Indeed, the advantage of JList, members say, is that it provides a unique forum for getting in touch with historians and policy people who provide journalists with a knowledge base for articles and blog posts. …

Said another JLister: “I don’t know any other place where working journalists, policy wonks and academics who write about current politics and political history routinely communicate with one another.”

But, as Calderone reports, Jlist’s key feature has been its limited access and secrecy.

Time’s Joe Klein, who acknowledged being on JList and several other listservs, said in an e-mail that “they’re valuable in the way that candid conversations with colleagues and experts always are.” Defending the off-the-record rule, Klein said that “candor is essential and can only be guaranteed by keeping these conversations private.”

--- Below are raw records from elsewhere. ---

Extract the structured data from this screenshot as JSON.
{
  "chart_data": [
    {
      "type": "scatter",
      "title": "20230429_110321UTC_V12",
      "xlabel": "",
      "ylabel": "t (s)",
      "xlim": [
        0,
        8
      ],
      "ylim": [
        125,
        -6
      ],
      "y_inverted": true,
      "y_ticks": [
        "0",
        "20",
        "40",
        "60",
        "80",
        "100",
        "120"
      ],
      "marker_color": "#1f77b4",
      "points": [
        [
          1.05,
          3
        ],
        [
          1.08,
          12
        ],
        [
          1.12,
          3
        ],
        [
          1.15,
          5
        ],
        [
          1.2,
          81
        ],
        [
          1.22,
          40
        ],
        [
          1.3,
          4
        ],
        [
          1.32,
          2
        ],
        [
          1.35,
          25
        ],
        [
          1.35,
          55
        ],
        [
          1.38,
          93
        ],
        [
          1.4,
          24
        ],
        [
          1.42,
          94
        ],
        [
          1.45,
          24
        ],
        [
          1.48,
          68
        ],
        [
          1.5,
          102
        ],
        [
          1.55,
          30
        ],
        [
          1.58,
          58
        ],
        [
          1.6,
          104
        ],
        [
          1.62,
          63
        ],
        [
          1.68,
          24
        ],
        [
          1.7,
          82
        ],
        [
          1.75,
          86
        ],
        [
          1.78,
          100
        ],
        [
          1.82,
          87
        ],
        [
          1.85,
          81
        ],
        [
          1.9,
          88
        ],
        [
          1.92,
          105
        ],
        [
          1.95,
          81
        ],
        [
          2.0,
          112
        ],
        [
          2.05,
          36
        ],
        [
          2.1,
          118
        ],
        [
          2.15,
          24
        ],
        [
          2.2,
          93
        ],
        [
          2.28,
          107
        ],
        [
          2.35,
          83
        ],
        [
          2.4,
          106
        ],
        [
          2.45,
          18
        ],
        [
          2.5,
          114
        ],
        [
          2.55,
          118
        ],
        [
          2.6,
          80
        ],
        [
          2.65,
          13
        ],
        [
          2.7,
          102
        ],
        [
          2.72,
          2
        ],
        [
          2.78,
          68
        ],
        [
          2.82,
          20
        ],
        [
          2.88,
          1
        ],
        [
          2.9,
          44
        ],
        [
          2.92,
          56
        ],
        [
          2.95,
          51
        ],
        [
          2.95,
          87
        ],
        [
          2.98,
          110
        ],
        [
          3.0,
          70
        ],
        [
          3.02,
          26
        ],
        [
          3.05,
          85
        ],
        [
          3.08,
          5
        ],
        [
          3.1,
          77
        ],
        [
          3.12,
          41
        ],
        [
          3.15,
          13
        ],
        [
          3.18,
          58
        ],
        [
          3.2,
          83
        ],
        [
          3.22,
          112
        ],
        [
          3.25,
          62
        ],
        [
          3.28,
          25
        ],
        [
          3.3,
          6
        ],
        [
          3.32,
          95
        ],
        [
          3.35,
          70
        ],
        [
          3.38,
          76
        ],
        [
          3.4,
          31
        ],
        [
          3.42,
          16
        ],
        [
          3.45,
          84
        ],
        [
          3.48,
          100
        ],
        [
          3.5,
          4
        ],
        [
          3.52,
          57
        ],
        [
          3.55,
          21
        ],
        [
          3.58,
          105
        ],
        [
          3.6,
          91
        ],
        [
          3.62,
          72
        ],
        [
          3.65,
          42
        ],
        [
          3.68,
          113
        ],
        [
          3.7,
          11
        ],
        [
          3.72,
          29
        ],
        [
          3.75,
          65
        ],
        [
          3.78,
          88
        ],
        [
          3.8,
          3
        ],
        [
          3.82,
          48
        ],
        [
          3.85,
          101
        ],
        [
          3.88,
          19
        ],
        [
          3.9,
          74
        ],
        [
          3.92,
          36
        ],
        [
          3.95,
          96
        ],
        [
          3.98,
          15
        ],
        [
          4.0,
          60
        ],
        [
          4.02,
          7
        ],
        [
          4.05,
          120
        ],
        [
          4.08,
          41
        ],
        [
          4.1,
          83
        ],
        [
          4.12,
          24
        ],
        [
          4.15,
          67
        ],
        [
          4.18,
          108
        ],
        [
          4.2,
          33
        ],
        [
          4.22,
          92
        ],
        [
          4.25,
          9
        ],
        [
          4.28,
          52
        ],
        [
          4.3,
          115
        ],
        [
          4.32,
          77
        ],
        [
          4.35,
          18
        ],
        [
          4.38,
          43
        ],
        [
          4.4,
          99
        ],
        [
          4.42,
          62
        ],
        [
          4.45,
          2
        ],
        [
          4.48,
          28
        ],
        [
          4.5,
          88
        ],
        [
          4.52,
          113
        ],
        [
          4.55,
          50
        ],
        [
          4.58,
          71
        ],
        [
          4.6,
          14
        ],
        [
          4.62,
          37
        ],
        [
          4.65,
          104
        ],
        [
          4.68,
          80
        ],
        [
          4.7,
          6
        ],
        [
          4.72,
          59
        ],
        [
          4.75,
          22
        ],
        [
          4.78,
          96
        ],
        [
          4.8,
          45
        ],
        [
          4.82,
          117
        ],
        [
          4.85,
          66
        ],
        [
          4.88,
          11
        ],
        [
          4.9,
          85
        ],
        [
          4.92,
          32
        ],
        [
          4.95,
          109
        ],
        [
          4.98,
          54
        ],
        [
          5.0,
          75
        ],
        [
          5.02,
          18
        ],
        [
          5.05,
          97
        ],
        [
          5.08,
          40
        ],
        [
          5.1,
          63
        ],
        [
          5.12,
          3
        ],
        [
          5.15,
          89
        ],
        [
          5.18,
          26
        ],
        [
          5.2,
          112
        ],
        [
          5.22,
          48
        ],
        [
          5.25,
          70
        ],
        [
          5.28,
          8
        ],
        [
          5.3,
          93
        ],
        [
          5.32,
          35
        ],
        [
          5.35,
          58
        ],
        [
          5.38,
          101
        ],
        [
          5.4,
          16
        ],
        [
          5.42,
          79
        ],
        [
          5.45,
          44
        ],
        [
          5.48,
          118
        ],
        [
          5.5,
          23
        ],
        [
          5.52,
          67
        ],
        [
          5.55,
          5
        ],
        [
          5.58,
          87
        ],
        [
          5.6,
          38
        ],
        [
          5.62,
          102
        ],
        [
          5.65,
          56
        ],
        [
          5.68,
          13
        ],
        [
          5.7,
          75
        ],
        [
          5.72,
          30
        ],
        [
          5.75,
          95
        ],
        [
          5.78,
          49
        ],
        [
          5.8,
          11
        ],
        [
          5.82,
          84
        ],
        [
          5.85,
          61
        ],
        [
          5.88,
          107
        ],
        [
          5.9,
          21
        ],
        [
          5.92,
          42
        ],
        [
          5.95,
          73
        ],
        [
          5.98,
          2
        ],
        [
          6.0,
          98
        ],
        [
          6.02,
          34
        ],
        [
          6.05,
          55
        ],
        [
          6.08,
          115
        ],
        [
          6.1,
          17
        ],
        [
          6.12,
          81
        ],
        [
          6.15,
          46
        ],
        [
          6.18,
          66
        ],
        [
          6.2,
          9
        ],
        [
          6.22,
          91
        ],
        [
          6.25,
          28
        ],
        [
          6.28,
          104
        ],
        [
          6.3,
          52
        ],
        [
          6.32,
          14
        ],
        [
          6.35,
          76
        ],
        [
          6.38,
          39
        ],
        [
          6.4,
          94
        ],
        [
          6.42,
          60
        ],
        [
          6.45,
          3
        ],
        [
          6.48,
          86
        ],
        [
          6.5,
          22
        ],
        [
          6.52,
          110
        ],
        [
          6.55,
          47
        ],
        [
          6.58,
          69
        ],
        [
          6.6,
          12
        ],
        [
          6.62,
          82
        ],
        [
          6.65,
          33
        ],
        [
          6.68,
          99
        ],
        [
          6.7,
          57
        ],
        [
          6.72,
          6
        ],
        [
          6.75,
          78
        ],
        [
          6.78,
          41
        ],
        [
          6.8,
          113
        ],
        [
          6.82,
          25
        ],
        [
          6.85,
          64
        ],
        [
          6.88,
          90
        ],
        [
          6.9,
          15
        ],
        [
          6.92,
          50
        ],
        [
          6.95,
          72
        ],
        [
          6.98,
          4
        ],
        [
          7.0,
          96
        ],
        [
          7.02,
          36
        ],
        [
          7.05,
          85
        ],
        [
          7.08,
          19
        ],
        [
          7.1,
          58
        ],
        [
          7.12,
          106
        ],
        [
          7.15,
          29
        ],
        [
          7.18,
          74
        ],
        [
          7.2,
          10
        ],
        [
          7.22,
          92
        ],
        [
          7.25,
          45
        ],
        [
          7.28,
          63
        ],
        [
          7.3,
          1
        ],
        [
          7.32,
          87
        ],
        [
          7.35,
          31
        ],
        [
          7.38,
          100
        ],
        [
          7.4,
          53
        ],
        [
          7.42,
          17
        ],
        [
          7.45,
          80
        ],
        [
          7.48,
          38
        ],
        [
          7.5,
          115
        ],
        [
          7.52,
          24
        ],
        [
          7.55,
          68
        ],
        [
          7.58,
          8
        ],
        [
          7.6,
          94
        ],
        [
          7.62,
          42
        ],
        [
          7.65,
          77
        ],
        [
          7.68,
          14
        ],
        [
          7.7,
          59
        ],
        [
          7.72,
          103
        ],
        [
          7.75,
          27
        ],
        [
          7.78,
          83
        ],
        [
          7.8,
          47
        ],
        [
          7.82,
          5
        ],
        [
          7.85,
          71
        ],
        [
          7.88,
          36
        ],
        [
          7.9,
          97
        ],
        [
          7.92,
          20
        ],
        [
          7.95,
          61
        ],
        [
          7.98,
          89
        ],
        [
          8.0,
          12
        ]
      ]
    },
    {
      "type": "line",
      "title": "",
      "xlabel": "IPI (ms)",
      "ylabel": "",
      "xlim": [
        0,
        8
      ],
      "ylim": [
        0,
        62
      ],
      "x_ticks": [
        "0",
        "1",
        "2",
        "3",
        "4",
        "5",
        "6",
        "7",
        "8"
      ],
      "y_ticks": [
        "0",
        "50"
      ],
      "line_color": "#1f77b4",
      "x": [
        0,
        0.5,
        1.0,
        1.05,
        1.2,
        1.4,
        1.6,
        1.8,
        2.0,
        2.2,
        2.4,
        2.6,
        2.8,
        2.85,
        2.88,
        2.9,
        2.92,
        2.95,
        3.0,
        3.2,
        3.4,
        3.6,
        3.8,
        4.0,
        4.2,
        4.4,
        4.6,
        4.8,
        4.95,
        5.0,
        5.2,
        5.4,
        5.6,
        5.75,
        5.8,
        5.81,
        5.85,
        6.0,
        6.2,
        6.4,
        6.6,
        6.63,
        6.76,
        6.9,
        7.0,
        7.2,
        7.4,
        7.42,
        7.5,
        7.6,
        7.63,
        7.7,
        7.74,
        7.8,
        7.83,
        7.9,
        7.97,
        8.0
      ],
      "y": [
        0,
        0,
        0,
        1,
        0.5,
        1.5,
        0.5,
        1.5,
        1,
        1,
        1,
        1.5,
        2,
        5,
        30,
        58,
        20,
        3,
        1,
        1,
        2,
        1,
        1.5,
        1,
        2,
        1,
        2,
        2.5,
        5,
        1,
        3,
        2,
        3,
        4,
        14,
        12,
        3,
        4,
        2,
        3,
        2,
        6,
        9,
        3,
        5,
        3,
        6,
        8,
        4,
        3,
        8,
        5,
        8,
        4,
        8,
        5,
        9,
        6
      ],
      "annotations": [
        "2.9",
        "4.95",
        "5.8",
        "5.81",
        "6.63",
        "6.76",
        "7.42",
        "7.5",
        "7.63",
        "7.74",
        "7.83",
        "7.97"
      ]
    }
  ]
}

Mark Hemingway, at National Review, raised some ethical concerns.

[O]ne of the most valuable currencies in Washington is access to the press. The article notes that many stories have started on or been shaped by JournoList. If you’re a liberal blogger or activist, you can now push your story on the highest echelons of journalism with a quick email. If you’re a mainstream journalist, is it really ethical that you don’t give the opposing view equal access?

Finally, ripping away the veil completely, Mickey Kaus broke all the rules and served up a real, though bowdlerized, sample exchange of foul-mouthed, twittering lefties “discussing” the New Republic and its editor Martin Peretz, whose lack of enthusiasm for the Palestinian cause has left him vulnerable to accusations of racism and dark hints about his sex life.